When I went to Barra de Potosi south of Zihuatanejo at 34, again I booked the room and nothing else. I curled up in the hammock on the balcony outside my room, I swam in the ocean every morning and every evening, I took a thousand photographs, read at least five books, and was barefoot in the sand, eating fresh camarones al ajillo, lobster diablo, etc, and drinking Pacificos with lime. I heard the music and absorbed the heat and let everything go. I had open wounds following the death of my father and wrote a book’s worth. I had just started blogging so wasn’t brave to publicize all of my pain quite yet, but had begun on the road. While at Casa Frida, I was fed fresh mango and papaya each morning and a margarita every night. Guests came and went and I met a couple on the last few days who very much understood.
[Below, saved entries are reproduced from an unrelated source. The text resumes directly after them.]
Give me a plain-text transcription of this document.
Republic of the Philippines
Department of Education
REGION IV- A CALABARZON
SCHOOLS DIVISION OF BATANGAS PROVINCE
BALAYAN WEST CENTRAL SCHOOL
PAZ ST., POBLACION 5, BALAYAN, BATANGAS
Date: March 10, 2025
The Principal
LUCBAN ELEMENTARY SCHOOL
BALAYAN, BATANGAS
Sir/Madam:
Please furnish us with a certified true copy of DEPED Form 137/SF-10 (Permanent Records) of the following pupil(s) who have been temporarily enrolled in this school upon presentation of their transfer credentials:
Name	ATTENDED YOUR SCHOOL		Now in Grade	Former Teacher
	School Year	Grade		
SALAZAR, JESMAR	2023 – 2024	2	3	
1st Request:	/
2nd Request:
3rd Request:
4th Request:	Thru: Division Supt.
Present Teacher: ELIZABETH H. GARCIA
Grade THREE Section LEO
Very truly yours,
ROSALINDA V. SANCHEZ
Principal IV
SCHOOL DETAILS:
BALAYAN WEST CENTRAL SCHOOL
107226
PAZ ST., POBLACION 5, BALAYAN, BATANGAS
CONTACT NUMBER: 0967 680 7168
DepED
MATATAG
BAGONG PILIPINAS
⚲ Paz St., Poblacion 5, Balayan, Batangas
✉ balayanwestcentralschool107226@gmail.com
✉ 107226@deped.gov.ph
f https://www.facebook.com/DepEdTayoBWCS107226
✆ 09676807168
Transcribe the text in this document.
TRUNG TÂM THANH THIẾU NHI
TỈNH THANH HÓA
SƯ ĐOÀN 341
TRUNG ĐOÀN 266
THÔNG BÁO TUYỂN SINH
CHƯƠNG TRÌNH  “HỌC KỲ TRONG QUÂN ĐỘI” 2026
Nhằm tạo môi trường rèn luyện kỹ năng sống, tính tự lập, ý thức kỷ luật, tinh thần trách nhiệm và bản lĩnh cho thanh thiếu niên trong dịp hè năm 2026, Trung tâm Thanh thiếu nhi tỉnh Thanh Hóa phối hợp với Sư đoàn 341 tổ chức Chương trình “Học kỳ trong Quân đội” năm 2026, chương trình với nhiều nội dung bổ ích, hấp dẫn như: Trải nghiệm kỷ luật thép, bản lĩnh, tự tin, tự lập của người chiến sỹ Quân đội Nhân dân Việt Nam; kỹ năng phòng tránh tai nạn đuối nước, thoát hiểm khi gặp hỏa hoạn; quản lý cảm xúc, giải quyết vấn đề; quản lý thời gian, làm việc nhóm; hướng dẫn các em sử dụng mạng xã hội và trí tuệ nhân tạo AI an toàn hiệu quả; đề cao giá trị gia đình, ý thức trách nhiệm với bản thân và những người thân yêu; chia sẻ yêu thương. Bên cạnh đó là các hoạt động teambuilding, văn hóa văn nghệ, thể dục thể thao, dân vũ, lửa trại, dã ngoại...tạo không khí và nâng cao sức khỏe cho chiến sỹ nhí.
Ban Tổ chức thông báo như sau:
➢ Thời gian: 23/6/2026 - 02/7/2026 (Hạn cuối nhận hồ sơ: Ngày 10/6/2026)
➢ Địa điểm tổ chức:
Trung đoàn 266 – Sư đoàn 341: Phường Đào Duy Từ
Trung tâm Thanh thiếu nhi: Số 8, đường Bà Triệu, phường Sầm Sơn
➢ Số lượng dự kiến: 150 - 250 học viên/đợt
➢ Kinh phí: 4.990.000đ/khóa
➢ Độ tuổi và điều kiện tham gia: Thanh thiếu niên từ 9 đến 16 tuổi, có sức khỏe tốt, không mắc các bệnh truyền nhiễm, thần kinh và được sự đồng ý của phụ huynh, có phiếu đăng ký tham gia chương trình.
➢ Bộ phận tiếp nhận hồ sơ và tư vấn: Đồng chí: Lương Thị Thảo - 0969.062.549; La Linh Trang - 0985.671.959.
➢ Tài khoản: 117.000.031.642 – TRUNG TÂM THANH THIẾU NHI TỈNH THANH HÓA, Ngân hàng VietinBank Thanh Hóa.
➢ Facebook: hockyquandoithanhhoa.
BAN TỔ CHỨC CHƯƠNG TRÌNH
They came to Portland once and we had lunch and it was like exhaling.
Finding someone you can travel with is a beautiful thing. Most of my female friends I am confident I would not be able to do that with – you know how many women are, go-go-go, plan-plan-plan, hit-this-spot, hit-that-spot. I just want to eat and drink and explore and if I want to spend one day taking a long nap in the sun, that’s what I’ll do. If we want to split up one day and do our own thing, that’s what we’ll do. It’s a chill thing.
Why have I not mentioned vacations during my marriage? Let’s see. Honeymoon was in Jamaica. My Irish-blooded husband thought he’d skip the sunscreen and ‘build a base tan’. Needless to say he was covered in 2nd degree burns over most of his body by day two and in pain most of the time. Even better? When they asked if there were any newlyweds in the crowd to come up for a slow dance, he wouldn’t. Shoulda known then right? There was a nice moment or two – horseback riding into the mountains to see the old sugar and rum plantations, and escaping the compound to a little bar for the best fresh fruit daiquiri of my life (promptly followed when I got home by the worst food poisoning of my life). But overall, not good. Anywhere else, you ask? He never took me away for the weekends. If we went anywhere, it was my idea, my dime, my planning. I’m a pretty simple girl who just needs someone to surprise me once in a while – not all that candlelight and roses stuff, rather something like ‘clear your calendar honey, today i’m going to take you into the country’ or ‘it’s your birthday, i’ve rented us a tiny little cottage by the ocean to hole up in for the weekend so we can walk on the beach with our dog and sleep late’. It will happen as it should, I know.
But in the meantime, I think of where I shall go next. A few know, but I’m still piecing it together. It involves a pilgrimage I’ve wanted to make for many many years, and seeing an old friend, and maybe even a new friend. I know it involves eating, drinking, and laughing. I am positive there is ocean and mountains and air in the mix. And rest assured, there will be lots of doing whatever and being wherever feels right.